近来接手一个项目,里面大量用到多线程、协程,因此顺便重新学习了。本文中大多代码是直接引用廖雪峰博客上的,为的只是以后方便找出模块的用法样例,特此声明。

名词解释

关系与背景知识

一个进程里至少有一个线程,即一个进程里可以有多个线程,由于python中的线程有GIL(global interpreter lock)锁,因此python中一个进程里的多线程不是并发执行的。

但是可以用多进程的方法进行分布式编程,也可以用协程(异步IO)提高CPU利用率,最好的搭配是多进程+多协程的方法。

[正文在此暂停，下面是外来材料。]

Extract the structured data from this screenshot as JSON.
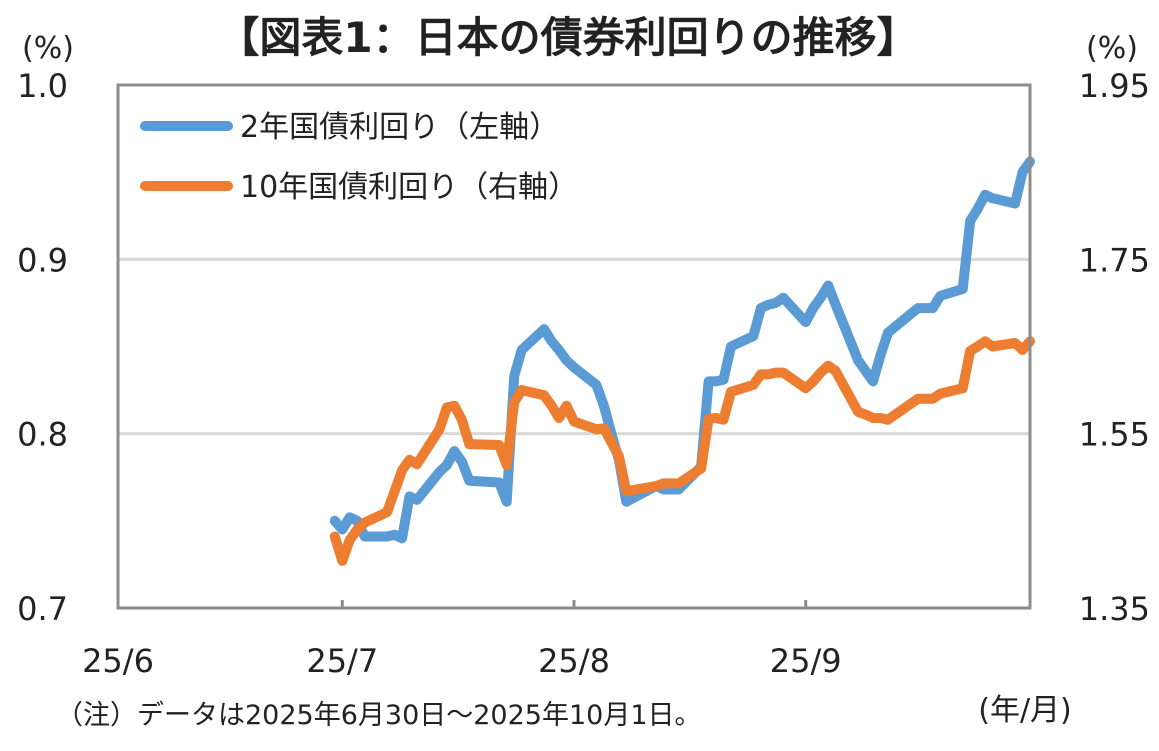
{
  "chart_data": {
    "type": "line",
    "title": "【図表1：日本の債券利回りの推移】",
    "left_axis": {
      "unit_label": "(%)",
      "range": [
        0.7,
        1.0
      ],
      "ticks": [
        "1.0",
        "0.9",
        "0.8",
        "0.7"
      ]
    },
    "right_axis": {
      "unit_label": "(%)",
      "range": [
        1.35,
        1.95
      ],
      "ticks": [
        "1.95",
        "1.75",
        "1.55",
        "1.35"
      ]
    },
    "x_axis": {
      "tick_labels": [
        "25/6",
        "25/7",
        "25/8",
        "25/9"
      ],
      "unit_label": "(年/月)"
    },
    "grid": "horizontal",
    "legend_position": "top-left",
    "note": "（注）データは2025年6月30日～2025年10月1日。",
    "series": [
      {
        "name": "2年国債利回り（左軸）",
        "axis": "left",
        "color": "#5B9BD5",
        "points": [
          [
            "2025-06-30",
            0.75
          ],
          [
            "2025-07-01",
            0.745
          ],
          [
            "2025-07-02",
            0.752
          ],
          [
            "2025-07-03",
            0.75
          ],
          [
            "2025-07-04",
            0.741
          ],
          [
            "2025-07-07",
            0.741
          ],
          [
            "2025-07-08",
            0.742
          ],
          [
            "2025-07-09",
            0.74
          ],
          [
            "2025-07-10",
            0.764
          ],
          [
            "2025-07-11",
            0.762
          ],
          [
            "2025-07-14",
            0.778
          ],
          [
            "2025-07-15",
            0.782
          ],
          [
            "2025-07-16",
            0.79
          ],
          [
            "2025-07-17",
            0.784
          ],
          [
            "2025-07-18",
            0.773
          ],
          [
            "2025-07-22",
            0.772
          ],
          [
            "2025-07-23",
            0.761
          ],
          [
            "2025-07-24",
            0.833
          ],
          [
            "2025-07-25",
            0.848
          ],
          [
            "2025-07-28",
            0.86
          ],
          [
            "2025-07-29",
            0.853
          ],
          [
            "2025-07-30",
            0.848
          ],
          [
            "2025-07-31",
            0.842
          ],
          [
            "2025-08-01",
            0.838
          ],
          [
            "2025-08-04",
            0.828
          ],
          [
            "2025-08-05",
            0.816
          ],
          [
            "2025-08-06",
            0.8
          ],
          [
            "2025-08-07",
            0.785
          ],
          [
            "2025-08-08",
            0.761
          ],
          [
            "2025-08-12",
            0.77
          ],
          [
            "2025-08-13",
            0.768
          ],
          [
            "2025-08-14",
            0.768
          ],
          [
            "2025-08-15",
            0.768
          ],
          [
            "2025-08-18",
            0.781
          ],
          [
            "2025-08-19",
            0.83
          ],
          [
            "2025-08-20",
            0.83
          ],
          [
            "2025-08-21",
            0.831
          ],
          [
            "2025-08-22",
            0.85
          ],
          [
            "2025-08-25",
            0.856
          ],
          [
            "2025-08-26",
            0.872
          ],
          [
            "2025-08-27",
            0.874
          ],
          [
            "2025-08-28",
            0.875
          ],
          [
            "2025-08-29",
            0.878
          ],
          [
            "2025-09-01",
            0.864
          ],
          [
            "2025-09-02",
            0.872
          ],
          [
            "2025-09-03",
            0.878
          ],
          [
            "2025-09-04",
            0.885
          ],
          [
            "2025-09-05",
            0.874
          ],
          [
            "2025-09-08",
            0.842
          ],
          [
            "2025-09-09",
            0.836
          ],
          [
            "2025-09-10",
            0.83
          ],
          [
            "2025-09-11",
            0.845
          ],
          [
            "2025-09-12",
            0.858
          ],
          [
            "2025-09-16",
            0.872
          ],
          [
            "2025-09-17",
            0.872
          ],
          [
            "2025-09-18",
            0.872
          ],
          [
            "2025-09-19",
            0.879
          ],
          [
            "2025-09-22",
            0.883
          ],
          [
            "2025-09-23",
            0.922
          ],
          [
            "2025-09-24",
            0.929
          ],
          [
            "2025-09-25",
            0.937
          ],
          [
            "2025-09-26",
            0.935
          ],
          [
            "2025-09-29",
            0.932
          ],
          [
            "2025-09-30",
            0.95
          ],
          [
            "2025-10-01",
            0.956
          ]
        ]
      },
      {
        "name": "10年国債利回り（右軸）",
        "axis": "right",
        "color": "#ED7D31",
        "points": [
          [
            "2025-06-30",
            1.432
          ],
          [
            "2025-07-01",
            1.404
          ],
          [
            "2025-07-02",
            1.428
          ],
          [
            "2025-07-03",
            1.44
          ],
          [
            "2025-07-04",
            1.448
          ],
          [
            "2025-07-07",
            1.46
          ],
          [
            "2025-07-08",
            1.484
          ],
          [
            "2025-07-09",
            1.508
          ],
          [
            "2025-07-10",
            1.52
          ],
          [
            "2025-07-11",
            1.515
          ],
          [
            "2025-07-14",
            1.555
          ],
          [
            "2025-07-15",
            1.58
          ],
          [
            "2025-07-16",
            1.582
          ],
          [
            "2025-07-17",
            1.566
          ],
          [
            "2025-07-18",
            1.538
          ],
          [
            "2025-07-22",
            1.537
          ],
          [
            "2025-07-23",
            1.514
          ],
          [
            "2025-07-24",
            1.586
          ],
          [
            "2025-07-25",
            1.6
          ],
          [
            "2025-07-28",
            1.594
          ],
          [
            "2025-07-29",
            1.582
          ],
          [
            "2025-07-30",
            1.568
          ],
          [
            "2025-07-31",
            1.582
          ],
          [
            "2025-08-01",
            1.564
          ],
          [
            "2025-08-04",
            1.555
          ],
          [
            "2025-08-05",
            1.556
          ],
          [
            "2025-08-06",
            1.54
          ],
          [
            "2025-08-07",
            1.524
          ],
          [
            "2025-08-08",
            1.484
          ],
          [
            "2025-08-12",
            1.49
          ],
          [
            "2025-08-13",
            1.493
          ],
          [
            "2025-08-14",
            1.493
          ],
          [
            "2025-08-15",
            1.493
          ],
          [
            "2025-08-18",
            1.51
          ],
          [
            "2025-08-19",
            1.567
          ],
          [
            "2025-08-20",
            1.568
          ],
          [
            "2025-08-21",
            1.566
          ],
          [
            "2025-08-22",
            1.598
          ],
          [
            "2025-08-25",
            1.606
          ],
          [
            "2025-08-26",
            1.618
          ],
          [
            "2025-08-27",
            1.618
          ],
          [
            "2025-08-28",
            1.62
          ],
          [
            "2025-08-29",
            1.62
          ],
          [
            "2025-09-01",
            1.602
          ],
          [
            "2025-09-02",
            1.61
          ],
          [
            "2025-09-03",
            1.62
          ],
          [
            "2025-09-04",
            1.628
          ],
          [
            "2025-09-05",
            1.622
          ],
          [
            "2025-09-08",
            1.575
          ],
          [
            "2025-09-09",
            1.572
          ],
          [
            "2025-09-10",
            1.568
          ],
          [
            "2025-09-11",
            1.568
          ],
          [
            "2025-09-12",
            1.566
          ],
          [
            "2025-09-16",
            1.59
          ],
          [
            "2025-09-17",
            1.59
          ],
          [
            "2025-09-18",
            1.59
          ],
          [
            "2025-09-19",
            1.596
          ],
          [
            "2025-09-22",
            1.602
          ],
          [
            "2025-09-23",
            1.645
          ],
          [
            "2025-09-24",
            1.65
          ],
          [
            "2025-09-25",
            1.656
          ],
          [
            "2025-09-26",
            1.65
          ],
          [
            "2025-09-29",
            1.654
          ],
          [
            "2025-09-30",
            1.646
          ],
          [
            "2025-10-01",
            1.656
          ]
        ]
      }
    ]
  }
}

当然,CPython牛逼的,可以改写GIL锁,使得python的多线程做到可以并发。

多进程的模块及其使用

  • os.fork()与os.getpid(),os.getppid()

# Only works on Unix/Linux/Mac: pid = os.fork() # create process if pid == 0: # when pid == 0, it's parent pid print(os.getpid(), os.getppid()) else: # when pid != 0, it's child pid print(os.getpid(), pid)
  • multiprocessing.Process()
from multiprocessing import Process
import os

# 子进程要执行的代码
def run_proc(name):
    print('Run child process %s (%s)...' % (name, os.getpid()))

if __name__=='__main__':
    print('Parent process %s.' % os.getpid())
    p = Process(target=run_proc, args=('test',))
    print('Child process will start.')
    p.start()
    p.join()
    print('Child process end.')
  • pool
from multiprocessing import Pool
import os, time, random

def long_time_task(name):
    print('Run task %s (%s)...' % (name, os.getpid()))
    start = time.time()
    time.sleep(random.random() * 3)
    end = time.time()
    print('Task %s runs %0.2f seconds.' % (name, (end - start)))

if __name__=='__main__':
    print('Parent process %s.' % os.getpid())
    p = Pool(4)
    for i in range(5):
        p.apply_async(long_time_task, args=(i,))
    print('Waiting for all subprocesses done...')
    p.close()
    p.join()
    print('All subprocesses done.')
  • subprocess: call() and communicate() and Popen()
import subprocess

print('$ nslookup www.python.org')
r = subprocess.call(['nslookup', 'www.python.org'])
print('Exit code:', r)

print('$ nslookup')
p = subprocess.Popen(['nslookup'], stdin=subprocess.PIPE, stdout=subprocess.PIPE, stderr=subprocess.PIPE)
output, err = p.communicate(b'set q=mx\npython.org\nexit\n')
print(output.decode('utf-8'))
print('Exit code:', p.returncode)
  • 进程间通信: queue.Queue
from multiprocessing import Process, Queue
import os, time, random

# 写数据进程执行的代码:
def write(q):
    print('Process to write: %s' % os.getpid())
    for value in ['A', 'B', 'C']:
        print('Put %s to queue...' % value)
        q.put(value)
        time.sleep(random.random())

# 读数据进程执行的代码:
def read(q):
    print('Process to read: %s' % os.getpid())
    while True:
        value = q.get(True)
        print('Get %s from queue.' % value)

if __name__=='__main__':
    # 父进程创建Queue,并传给各个子进程:
    q = Queue()
    pw = Process(target=write, args=(q,))
    pr = Process(target=read, args=(q,))
    # 启动子进程pw,写入:
    pw.start()
    # 启动子进程pr,读取:
    pr.start()
    # 等待pw结束:
    pw.join()
    # pr进程里是死循环,无法等待其结束,只能强行终止:
    pr.terminate()

多线程的模块及其使用

  • threading, notice the join()
import time, threading

# 新线程执行的代码:
def loop():
    print('thread %s is running...' % threading.current_thread().name)
    n = 0
    while n < 5:
        n = n + 1
        print('thread %s >>> %s' % (threading.current_thread().name, n))
        time.sleep(1)
    print('thread %s ended.' % threading.current_thread().name)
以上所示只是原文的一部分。